Unable to load model
(LLM beginner, I'm probably the issue but because I found no documentation except the ReadMe, I'm here)
The bug When trying to load a model with an exemple from the ReadMe, I only get an infinite loading time. Only one thread is used and nothing is loaded in the RAM. Nothing happens on the GPU. The model : https://huggingface.co/decapoda-research/llama-7b-hf
It took me a few tries to find a model that works but after a lot of error messages, I think I installed all the dependences that aren't installed at the same time as Guidance (Pytorch, Tensorflow, Transformers...).
To Reproduce
import guidance
guidance.llm = guidance.llms.Transformers(r"C:\path\to\models\llama-7b-hf", device=0)
System info:
- OS : Windows 10
- Guidance Version : 0.0.61
- Anaconda + Jupyter lab
- AMD Ryzen 5 5500
- AMD Radeon RX 6800 XT
https://huggingface.co/decapoda-research/llama-7b-hf has a bug in their token_config and doesn't work with AutoTokenizer, but you can load Llama models (fine-tuned variants also work but usually have some extra prompt syntax) using
import guidance
guidance.llm = guidance.llms.Transformers.LLaMA("decapoda-research/llama-7b-hf")

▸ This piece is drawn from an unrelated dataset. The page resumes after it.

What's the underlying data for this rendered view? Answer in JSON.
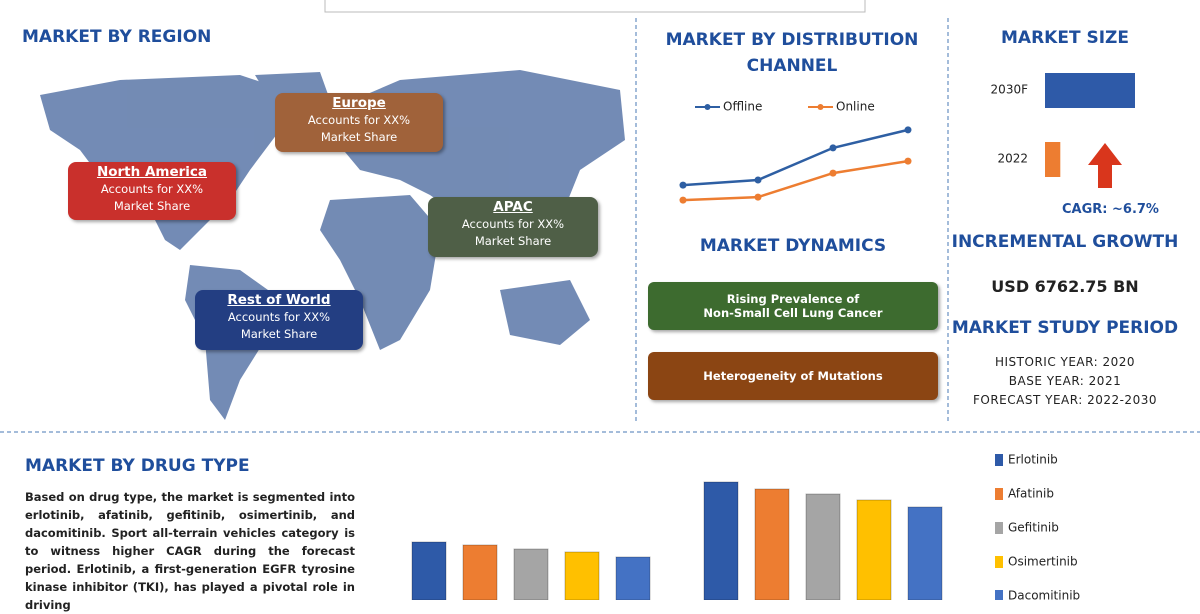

If nothing works, you can always load the model and tokenizer using transformers and pass it to guidance.llms.Transformers
import guidance
from transformers import AutoTokenizer, AutoModelForCausalLM
tokenizer = AutoTokenizer.from_pretrained("HuggingFace_repository")
model = AutoModelForCausalLM.from_pretrained("HuggingFace_repository")
guidance.llm = guidance.llms.Transformers(model=model, tokenizer=tokenizer)
Llama can take up some time to load (usually around a few minutes) and even longer for inference. Load the model onto GPU if possible or load a quantized version of the model (I think 🤗 accelerate provides the functionality to load HF models in 4-bit and 8-bit versions out of the box).